LNG

The LNG spot market cooled this week, with rates correcting across all major routes as the recent rally began to unwind. A growing tonnage list and fewer cargoes weighed on sentiment, driving a steady decline in earnings.

On the BLNG1 Australia–Japan route, 174k cbm vessels fell $33,600 week-on-week to settle at $158,000/day, as the Pacific market began to ease from the previous week’s highs.

The BLNG2 US Gulf–Continent route also saw a correction, with earnings dropping $49,600 to $164,000/day. Similarly, the BLNG3 US Gulf–Japan route declined $52,200 to $168,000/day, reflecting the broader softening in Atlantic activity as vessel availability improved.

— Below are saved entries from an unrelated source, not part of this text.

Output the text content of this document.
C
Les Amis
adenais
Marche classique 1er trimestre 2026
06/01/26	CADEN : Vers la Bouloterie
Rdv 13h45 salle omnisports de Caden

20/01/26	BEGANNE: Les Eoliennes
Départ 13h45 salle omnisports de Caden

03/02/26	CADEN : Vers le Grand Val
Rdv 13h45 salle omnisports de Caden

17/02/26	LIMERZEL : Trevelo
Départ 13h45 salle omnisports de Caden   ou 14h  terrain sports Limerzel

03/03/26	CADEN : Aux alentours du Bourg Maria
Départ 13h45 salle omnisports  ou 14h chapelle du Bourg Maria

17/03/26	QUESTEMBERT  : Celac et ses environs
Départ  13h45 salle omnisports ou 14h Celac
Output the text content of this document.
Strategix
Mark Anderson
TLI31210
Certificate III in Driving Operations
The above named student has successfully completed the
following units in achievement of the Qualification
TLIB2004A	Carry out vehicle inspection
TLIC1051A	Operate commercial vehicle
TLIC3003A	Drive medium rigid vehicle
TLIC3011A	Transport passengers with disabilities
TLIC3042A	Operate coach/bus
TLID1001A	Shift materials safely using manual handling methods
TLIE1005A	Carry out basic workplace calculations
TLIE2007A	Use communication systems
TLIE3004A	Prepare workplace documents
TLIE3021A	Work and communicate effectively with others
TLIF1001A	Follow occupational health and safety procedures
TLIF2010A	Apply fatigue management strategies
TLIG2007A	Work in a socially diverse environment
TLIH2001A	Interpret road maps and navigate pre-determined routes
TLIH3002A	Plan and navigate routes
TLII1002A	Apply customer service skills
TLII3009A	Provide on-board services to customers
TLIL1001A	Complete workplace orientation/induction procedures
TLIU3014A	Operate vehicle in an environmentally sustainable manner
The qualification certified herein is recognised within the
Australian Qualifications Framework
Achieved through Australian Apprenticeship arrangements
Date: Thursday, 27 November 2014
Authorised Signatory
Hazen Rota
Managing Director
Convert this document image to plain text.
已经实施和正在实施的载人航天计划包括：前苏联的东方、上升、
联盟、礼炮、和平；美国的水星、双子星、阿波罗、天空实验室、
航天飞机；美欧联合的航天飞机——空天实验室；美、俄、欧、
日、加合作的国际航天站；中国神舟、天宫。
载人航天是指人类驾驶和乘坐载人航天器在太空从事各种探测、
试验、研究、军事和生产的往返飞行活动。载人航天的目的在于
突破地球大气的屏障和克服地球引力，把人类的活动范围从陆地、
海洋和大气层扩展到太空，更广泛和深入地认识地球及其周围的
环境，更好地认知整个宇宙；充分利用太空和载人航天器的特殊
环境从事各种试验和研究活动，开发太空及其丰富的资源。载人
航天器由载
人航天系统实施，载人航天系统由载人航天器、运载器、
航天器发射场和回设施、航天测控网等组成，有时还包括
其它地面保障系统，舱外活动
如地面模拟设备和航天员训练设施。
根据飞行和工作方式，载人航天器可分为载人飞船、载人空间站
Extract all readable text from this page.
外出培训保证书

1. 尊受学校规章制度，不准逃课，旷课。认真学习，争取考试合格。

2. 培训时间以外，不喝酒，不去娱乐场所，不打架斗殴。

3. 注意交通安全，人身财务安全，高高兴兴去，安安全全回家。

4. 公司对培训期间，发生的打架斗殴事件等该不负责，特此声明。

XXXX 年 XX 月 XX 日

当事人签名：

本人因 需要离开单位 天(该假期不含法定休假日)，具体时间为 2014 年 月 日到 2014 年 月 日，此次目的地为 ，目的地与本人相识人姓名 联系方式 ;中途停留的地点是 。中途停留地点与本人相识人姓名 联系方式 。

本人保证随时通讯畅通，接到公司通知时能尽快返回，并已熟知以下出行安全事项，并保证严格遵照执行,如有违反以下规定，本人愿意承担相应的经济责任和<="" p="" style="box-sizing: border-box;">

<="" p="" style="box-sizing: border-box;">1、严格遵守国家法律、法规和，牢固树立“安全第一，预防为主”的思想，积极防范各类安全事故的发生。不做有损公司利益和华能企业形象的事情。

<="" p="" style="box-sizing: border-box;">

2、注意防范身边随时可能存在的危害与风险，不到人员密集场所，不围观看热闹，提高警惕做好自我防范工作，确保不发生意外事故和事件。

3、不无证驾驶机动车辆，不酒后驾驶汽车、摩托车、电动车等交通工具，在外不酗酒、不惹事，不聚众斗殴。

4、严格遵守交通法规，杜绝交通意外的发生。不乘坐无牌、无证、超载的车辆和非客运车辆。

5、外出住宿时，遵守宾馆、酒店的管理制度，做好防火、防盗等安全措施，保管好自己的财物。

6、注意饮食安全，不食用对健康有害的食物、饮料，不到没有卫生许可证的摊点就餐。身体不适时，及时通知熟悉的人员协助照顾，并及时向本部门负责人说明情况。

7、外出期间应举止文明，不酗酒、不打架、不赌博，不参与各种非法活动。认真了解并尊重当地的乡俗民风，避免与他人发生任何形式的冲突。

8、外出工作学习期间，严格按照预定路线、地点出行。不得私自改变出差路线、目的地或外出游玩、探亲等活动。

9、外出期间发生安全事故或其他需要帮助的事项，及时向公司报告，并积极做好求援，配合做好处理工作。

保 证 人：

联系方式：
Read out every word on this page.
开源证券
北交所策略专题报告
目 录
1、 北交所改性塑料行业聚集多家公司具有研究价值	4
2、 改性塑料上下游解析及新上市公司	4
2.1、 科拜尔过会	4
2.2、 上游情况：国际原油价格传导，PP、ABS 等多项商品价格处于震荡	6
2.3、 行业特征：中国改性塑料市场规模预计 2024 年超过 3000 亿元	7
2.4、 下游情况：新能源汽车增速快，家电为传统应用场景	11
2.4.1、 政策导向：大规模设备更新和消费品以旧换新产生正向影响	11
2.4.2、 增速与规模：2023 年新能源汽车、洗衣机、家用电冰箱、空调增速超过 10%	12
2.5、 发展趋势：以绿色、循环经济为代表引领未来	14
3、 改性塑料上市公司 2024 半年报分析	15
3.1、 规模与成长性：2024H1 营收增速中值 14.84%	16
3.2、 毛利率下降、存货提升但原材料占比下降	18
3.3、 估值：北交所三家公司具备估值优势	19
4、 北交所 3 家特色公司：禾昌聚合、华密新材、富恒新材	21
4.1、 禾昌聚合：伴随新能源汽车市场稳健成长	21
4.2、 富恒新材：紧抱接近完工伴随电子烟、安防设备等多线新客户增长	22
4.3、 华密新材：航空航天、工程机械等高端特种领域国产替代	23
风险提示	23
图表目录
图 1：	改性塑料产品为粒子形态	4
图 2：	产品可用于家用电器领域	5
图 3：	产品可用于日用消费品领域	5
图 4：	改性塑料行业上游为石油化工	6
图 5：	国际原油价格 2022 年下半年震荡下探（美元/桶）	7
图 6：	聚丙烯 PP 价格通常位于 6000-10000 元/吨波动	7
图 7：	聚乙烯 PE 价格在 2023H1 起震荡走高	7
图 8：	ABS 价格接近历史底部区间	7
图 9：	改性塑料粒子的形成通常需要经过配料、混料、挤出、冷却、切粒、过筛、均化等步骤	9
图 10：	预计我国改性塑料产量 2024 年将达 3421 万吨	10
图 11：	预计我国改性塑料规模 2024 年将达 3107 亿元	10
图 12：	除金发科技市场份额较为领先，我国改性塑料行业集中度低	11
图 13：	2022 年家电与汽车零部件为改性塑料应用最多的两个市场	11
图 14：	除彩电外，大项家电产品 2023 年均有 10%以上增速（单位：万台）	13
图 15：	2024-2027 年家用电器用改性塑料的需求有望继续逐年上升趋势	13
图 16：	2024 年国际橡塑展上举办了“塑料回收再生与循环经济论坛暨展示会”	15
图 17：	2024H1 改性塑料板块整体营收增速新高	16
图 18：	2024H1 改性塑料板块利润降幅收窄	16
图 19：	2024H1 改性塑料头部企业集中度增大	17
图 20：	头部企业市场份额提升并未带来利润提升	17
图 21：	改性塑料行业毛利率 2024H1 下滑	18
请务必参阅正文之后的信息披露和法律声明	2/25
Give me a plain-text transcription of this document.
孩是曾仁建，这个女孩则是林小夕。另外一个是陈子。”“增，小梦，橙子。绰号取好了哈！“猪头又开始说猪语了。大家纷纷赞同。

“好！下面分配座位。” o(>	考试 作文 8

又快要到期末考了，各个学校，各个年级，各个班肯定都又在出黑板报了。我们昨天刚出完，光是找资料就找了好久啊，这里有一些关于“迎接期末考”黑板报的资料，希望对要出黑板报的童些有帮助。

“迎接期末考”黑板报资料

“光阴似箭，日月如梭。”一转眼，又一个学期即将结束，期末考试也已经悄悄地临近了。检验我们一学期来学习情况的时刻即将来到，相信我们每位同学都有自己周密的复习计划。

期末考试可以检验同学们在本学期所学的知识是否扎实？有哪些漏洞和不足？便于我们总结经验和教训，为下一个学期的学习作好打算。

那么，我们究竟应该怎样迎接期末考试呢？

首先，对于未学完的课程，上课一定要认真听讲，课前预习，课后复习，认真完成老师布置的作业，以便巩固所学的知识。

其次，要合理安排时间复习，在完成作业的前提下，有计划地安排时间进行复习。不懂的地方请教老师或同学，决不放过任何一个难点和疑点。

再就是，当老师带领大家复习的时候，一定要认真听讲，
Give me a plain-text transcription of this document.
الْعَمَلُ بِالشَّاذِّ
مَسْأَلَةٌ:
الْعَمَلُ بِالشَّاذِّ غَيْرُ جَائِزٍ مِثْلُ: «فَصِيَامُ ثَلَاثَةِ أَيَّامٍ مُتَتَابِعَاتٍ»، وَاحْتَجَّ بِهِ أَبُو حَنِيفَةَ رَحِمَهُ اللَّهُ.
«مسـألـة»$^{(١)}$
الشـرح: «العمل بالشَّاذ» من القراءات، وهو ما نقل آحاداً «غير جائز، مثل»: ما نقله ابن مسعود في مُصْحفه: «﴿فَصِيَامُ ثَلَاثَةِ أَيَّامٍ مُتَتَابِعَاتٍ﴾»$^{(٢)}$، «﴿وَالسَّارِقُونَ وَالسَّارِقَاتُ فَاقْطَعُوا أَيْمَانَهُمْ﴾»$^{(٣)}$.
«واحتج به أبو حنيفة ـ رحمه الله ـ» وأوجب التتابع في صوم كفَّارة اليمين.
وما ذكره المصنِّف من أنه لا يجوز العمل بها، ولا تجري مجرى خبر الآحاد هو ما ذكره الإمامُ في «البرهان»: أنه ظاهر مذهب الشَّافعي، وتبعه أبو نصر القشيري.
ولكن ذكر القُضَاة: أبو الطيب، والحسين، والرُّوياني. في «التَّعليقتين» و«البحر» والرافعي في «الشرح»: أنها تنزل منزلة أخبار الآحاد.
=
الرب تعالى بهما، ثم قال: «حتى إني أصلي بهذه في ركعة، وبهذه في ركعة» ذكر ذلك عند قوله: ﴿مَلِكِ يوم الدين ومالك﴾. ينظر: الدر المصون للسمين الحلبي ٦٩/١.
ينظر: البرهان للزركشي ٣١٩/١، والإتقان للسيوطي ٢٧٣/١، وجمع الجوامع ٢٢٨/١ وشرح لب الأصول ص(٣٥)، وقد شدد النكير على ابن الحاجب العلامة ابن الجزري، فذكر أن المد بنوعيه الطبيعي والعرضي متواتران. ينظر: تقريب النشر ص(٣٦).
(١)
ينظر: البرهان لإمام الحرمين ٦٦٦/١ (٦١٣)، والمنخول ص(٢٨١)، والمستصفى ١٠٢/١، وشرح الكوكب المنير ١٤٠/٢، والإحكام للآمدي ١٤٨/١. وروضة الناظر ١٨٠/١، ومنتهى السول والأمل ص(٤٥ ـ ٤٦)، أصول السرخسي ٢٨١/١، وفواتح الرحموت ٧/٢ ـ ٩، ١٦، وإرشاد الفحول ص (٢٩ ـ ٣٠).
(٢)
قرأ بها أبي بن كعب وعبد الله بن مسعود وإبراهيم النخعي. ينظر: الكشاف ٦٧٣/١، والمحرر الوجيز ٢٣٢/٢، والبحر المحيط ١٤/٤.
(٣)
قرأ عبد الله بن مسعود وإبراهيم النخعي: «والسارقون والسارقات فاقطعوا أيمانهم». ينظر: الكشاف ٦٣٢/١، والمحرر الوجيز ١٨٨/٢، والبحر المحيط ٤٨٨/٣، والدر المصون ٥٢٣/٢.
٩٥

In the time charter market, period rates also moved lower following the spike in spot earnings. The six-month rate fell $41,700 to $103,300/day, while the one-year term dropped $8,400 to $94,600/day. Further out the curve, the three-year period slipped $7,000 to $81,000/day, reflecting a more cautious longer-term outlook as the market cools from recent highs.

 

LPG

After Atlantic fixtures were concluded last week at premiums to previous levels, the LPG market briefly paused before activity picked up again early this week. Sentiment remained somewhat mixed, with the Atlantic softening initially before stabilising as fresh enquiry returned to the market.

On the BLPG1 Ras Tanura–Chiba route, the index settled at $100.25, with TCE earnings at $63,089/day.

The BLPG2 Houston–Flushing route experienced some early softness before rebounding later in the week, ultimately settling at $78.00, with TCE earnings at $67,137/day.

Similarly, the BLPG3 Houston–Chiba route saw volatility through the week, falling initially before recovering to settle at $134.83, with TCE returns at $41,809/day.